Jimmy Gressier est originaire de Chemin Vert, un quartier difficile, zone sensible sur les hauteurs de Boulogne. Il aurait pu tomber dans les combines, il a choisi le foot puis l’athlé pour s’en sortir, pour construire sa vie d’homme. Portrait d’un jeune crosseux, fidèle à son quartier, ambitieux et généreux.

 

Jimmy a interpellé son grand-père « mais comment tu fais ? » Le papy de lui répondre « mais comment tu fais pour courir ? »

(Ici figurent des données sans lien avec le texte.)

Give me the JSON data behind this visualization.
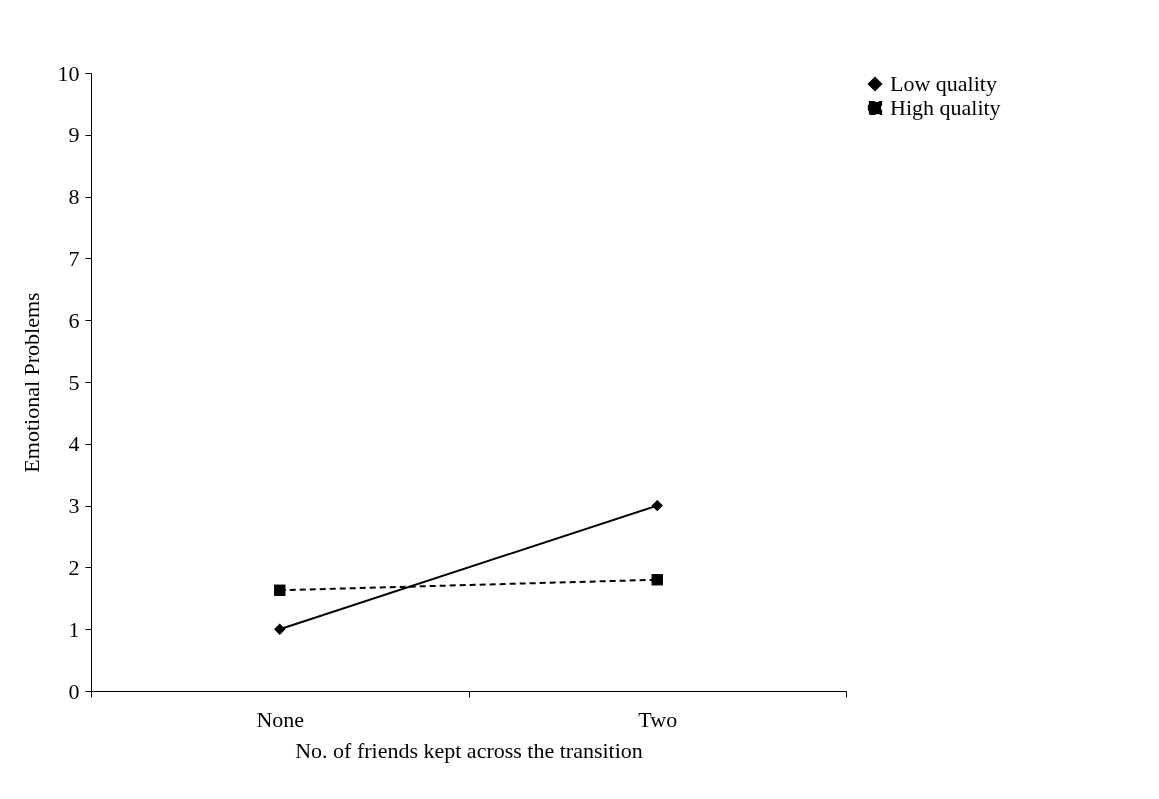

Le papy de Jimmy, dans le quartier du Chemin Vert, c’est Pépé, Pépé la mascotte. 64 ans, un dur à cuire, des bras veineux, des biceps d’acier. Il est docker au port de Boulogne à décharger les caisses. Dans le quartier, on lui dit «alors pépé, ça va ? Lui, il répond à la volée « alors ma caille à poux, ça va ?». Dans le quartier, les gamins ont fini par s’interpeller ainsi « alors ma caille à poux, ça va ?».

Un jour Jimmy voulut aider Pépé aux docks de Boulogne. Il releva les manches, il força sur les genoux, les épaules, les poignets. Il a redit à Pépé « mais comment tu fais ? ». Pendant trois jours, Jimmy a eu mal aux genoux, aux épaules, aux poignets.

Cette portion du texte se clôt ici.